From: Mutations observed in somatic evolution reveal underlying gene mechanisms

a Missense mutation frequency across the domains of NOTCH1. Domain definitions from UniProt56. Where the gap between domains is only a single residue, mutations from this residue are included in the subsequent domain. EGF repeats, blue; EGF11–12, dark blue; LNR, orange; transmembrane region, red; ankyrin repeats, green; other regions, grey. b ∆∆G of mutations in NOTCH1 EGF11–12. Single nucleotide missense mutations that occur in the normal oesophagus, red, with marker size proportional to the number of times that mutation occurs. Single nucleotide missense mutations that do not occur in the dataset shown in grey. c Distributions of ∆∆G values of missense mutations. Distribution expected under the neutral null hypothesis, light red, and the distribution observed, dark red. d, e Counts of NOTCH1 EGF11–12 mutations occurring on the ligand-binding interface under the neutral null hypothesis, light blue, and observed, dark blue.
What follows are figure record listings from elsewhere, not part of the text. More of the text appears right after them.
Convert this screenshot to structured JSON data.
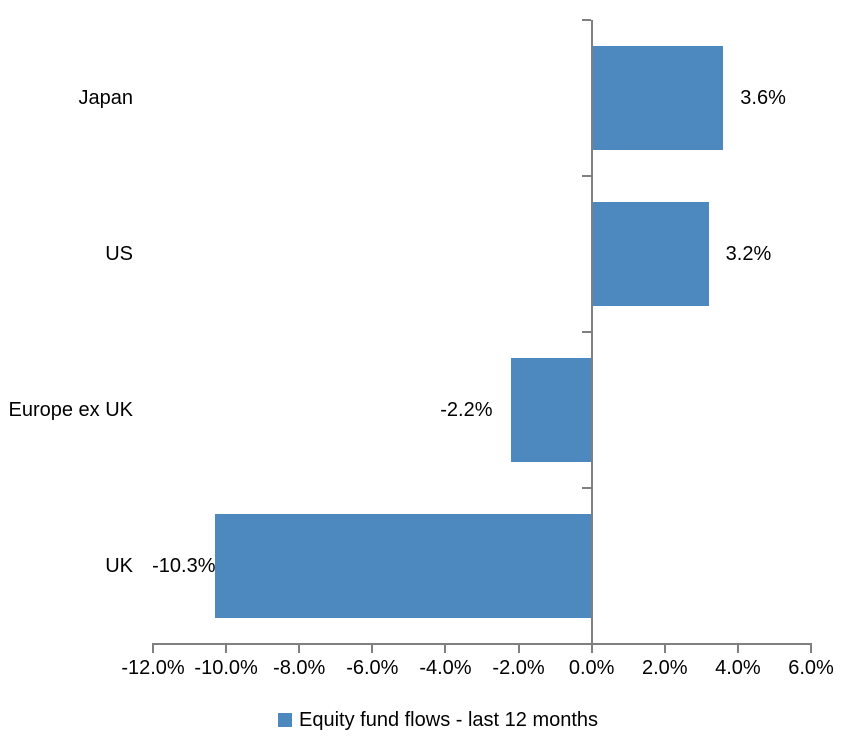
{
  "chart_data": {
    "type": "bar",
    "orientation": "horizontal",
    "title": "",
    "categories": [
      "Japan",
      "US",
      "Europe ex UK",
      "UK"
    ],
    "values": [
      3.6,
      3.2,
      -2.2,
      -10.3
    ],
    "value_labels": [
      "3.6%",
      "3.2%",
      "-2.2%",
      "-10.3%"
    ],
    "series": [
      {
        "name": "Equity fund flows - last 12 months",
        "values": [
          3.6,
          3.2,
          -2.2,
          -10.3
        ]
      }
    ],
    "legend": "Equity fund flows - last 12 months",
    "legend_position": "bottom",
    "xlabel": "",
    "ylabel": "",
    "xlim": [
      -12,
      6
    ],
    "x_ticks": [
      -12,
      -10,
      -8,
      -6,
      -4,
      -2,
      0,
      2,
      4,
      6
    ],
    "x_tick_labels": [
      "-12.0%",
      "-10.0%",
      "-8.0%",
      "-6.0%",
      "-4.0%",
      "-2.0%",
      "0.0%",
      "2.0%",
      "4.0%",
      "6.0%"
    ],
    "grid": false,
    "bar_color": "#4D88BE",
    "axis_color": "#808080",
    "text_color": "#000000"
  }
}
Null and observed counts including all missense mutations (d) or excluding destabilising mutations (∆∆G > 2 kcal/mol) from both the null model and observed data (e). f ∆∆G plotted against distance from the NOTCH1 EGF11–12 ligand-binding interface residues. Observed single nucleotide missense mutations shown in green (calcium binding), blue (ligand binding), red (∆∆G > 2 kcal/mol) or orange (other). Marker size is proportional to the number of times that mutation occurs. Single nucleotide missense mutations that do not occur in the data set shown in grey. Regions containing highly destabilising mutations (∆∆G > 2 kcal/mol) and mutations on the ligand-binding interface shown with dashed red and blue boxes, respectively. g, h Counts of NOTCH1 EGF11–12 mutations that are on calcium-binding residues under the neutral null hypothesis, light green, and observed, dark green. g Null and observed counts including all missense mutations (g) and excluding destabilising mutations (∆∆G > 2 kcal/mol) and ligand-binding interface mutations from both the null model and observed data (h). P values calculated using a two-tailed Monte Carlo test for c and a two-tailed binomial test for d, e, g, h (Supplementary Note 10). Error bars in d, e, g, h show 95% confidence intervals (Supplementary Note 10). ****P ≤ 0.0001, ns P > 0.05.